Wadersloh (mw/bb). Mit einem Stoffbären namens Max begann in der DRK-KiTa Pusteblume kürzlich eine besondere Unterrichtseinheit rund um Klima, Strom und Nachhaltigkeit. Spielerisch und kindgerecht lernten die Vorschulkinder dabei, wie Energie entsteht, warum Stromsparen wichtig ist und wie erneuerbare Energien funktionieren. Möglich gemacht wurde das Angebot durch die langjährige Kooperation zwischen der Sparkasse Münsterland Ost
und der Deutsche Umwelt-Aktion e.V.. Im gesamten Geschäftsgebiet der Sparkasse werden auf diese Weise kostenlose Umweltbildungsangebote für Kindertagesstätten organisiert. In Wadersloh bildete die Pusteblume den Auftakt für insgesamt sechs Einrichtungen. Teilweise nehmen dort sogar mehrere Vorschulgruppen teil. „Die Aktion ist ein voller Erfolg und wird von den Kitas gerne und dankbar angenommen“, berichtete Isabelle Lürken von der Sparkasse Münsterland Ost.

Durch den Vormittag führte Ludger Jungnitz aus Diestedde. Der ehemalige Projektleiter Technik bei einem Übertragungsnetzbetreiber kennt die Energiewende aus jahrzehntelanger Berufserfahrung. In seinem Vorruhestand widmet er sich nun verstärkt der Umweltbildung und erfüllt sich damit einen lange gehegten Wunsch: Wissen verständlich an Vorschulkinder weiterzugeben.

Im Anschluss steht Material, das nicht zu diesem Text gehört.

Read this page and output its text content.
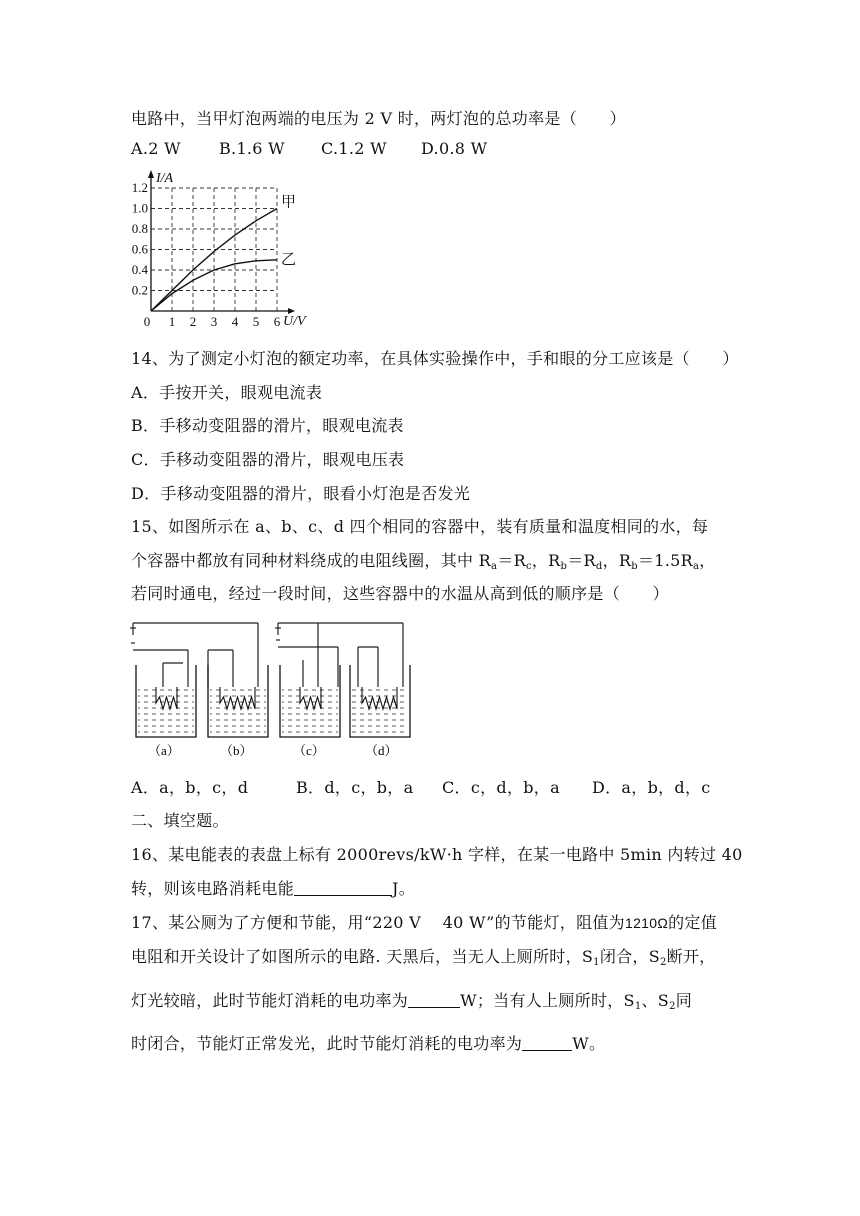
电路中，当甲灯泡两端的电压为 2 V 时，两灯泡的总功率是（　　）
A.2 W B.1.6 W C.1.2 W D.0.8 W
甲
乙
1 2 3 4 5 6
0.2
0.4
0.6
0.8
1.0
1.2
0
I/A
U/V
14、为了测定小灯泡的额定功率，在具体实验操作中，手和眼的分工应该是（　　）
A．手按开关，眼观电流表
B．手移动变阻器的滑片，眼观电流表
C．手移动变阻器的滑片，眼观电压表
D．手移动变阻器的滑片，眼看小灯泡是否发光
15、如图所示在 a、b、c、d 四个相同的容器中，装有质量和温度相同的水，每
个容器中都放有同种材料绕成的电阻线圈，其中 $R_a=R_c$，$R_b=R_d$，$R_b=1.5R_a$，
若同时通电，经过一段时间，这些容器中的水温从高到低的顺序是（　　）
（a）	（b）	（c）	（d）
A．a，b，c，d	B．d，c，b，a C．c，d，b，a D．a，b，d，c
二、填空题。
16、某电能表的表盘上标有 2000revs/kW·h 字样，在某一电路中 5min 内转过 40
转，则该电路消耗电能	J。
17、某公厕为了方便和节能，用“220 V　 40 W”的节能灯，阻值为1210Ω的定值
电阻和开关设计了如图所示的电路. 天黑后，当无人上厕所时，$S_1$闭合，$S_2$断开，
灯光较暗，此时节能灯消耗的电功率为	W；当有人上厕所时，$S_1$、$S_2$同
时闭合，节能灯正常发光，此时节能灯消耗的电功率为	W。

Mit einfachen Experimenten und viel Bewegung erklärte Jungnitz, wie Strom erzeugt wird und weshalb fossile Energien problematisch sein können. Die Kinder stellten technische Geräte pantomimisch dar und überlegten gemeinsam, was nötig ist, damit sie funktionieren. Anschließend ging es um Kraftwerke, Stromerzeugung und Abgase, aber auch um Alternativen. Dass Strom sogar „ohne Qualm“ erzeugt werden kann, sorgte bei vielen Kindern für Staunen. An verschiedenen Stationen probierten die Mädchen und Jungen Wind-, Wasser- und Sonnenenergie aus. Kleine Windräder brachten Lampen zum Leuchten, Taschenlampen wurden genutzt um „Grashüpfer“ mit Photovoltaik-Modulen zu bewegen. Das Thema Energiesparen wurde bei einer Bastelaktion aufgrgriffen: Die Kinder gestalteten Eisbären aus Papier und klebten diese anschließend an Stellen in der KiTa, an denen künftig besonders auf Stromverbrauch geachtet werden soll, etwa an Lichtschaltern.
Dass Nachhaltigkeit in der Einrichtung an der Benteler Straße ohnehin eine wichtige Rolle spielt, passt gut zum Konzept der Pusteblume. Die DRK-KiTa ist seit Mitte 2025 als „Nachhaltige Kita“ zertifiziert und wurde als Lernort für „Bildung für nachhaltige Entwicklung“ ausgezeichnet. Themen wie Mülltrennung, Energiesparen oder nachhaltige Ernährung gehören dort fest zum Alltag. „In der Einrichtung gibt es Lichtwächter. Die Kinder passen mit auf, Energie zu sparen“, erklärte KiTa-Leiterin Marie Schweighöfer. Auch außerhalb der Gruppenräume setzt die Einrichtung auf Nachhaltigkeit: Ein naturnahes Außengelände, ein Sinnesgarten, Wurmkisten zur Herstellung von Humus sowie Aktionen wie Besuche beim Recyclinghof oder der Milchtankstelle gehören bereits zum pädagogischen Angebot.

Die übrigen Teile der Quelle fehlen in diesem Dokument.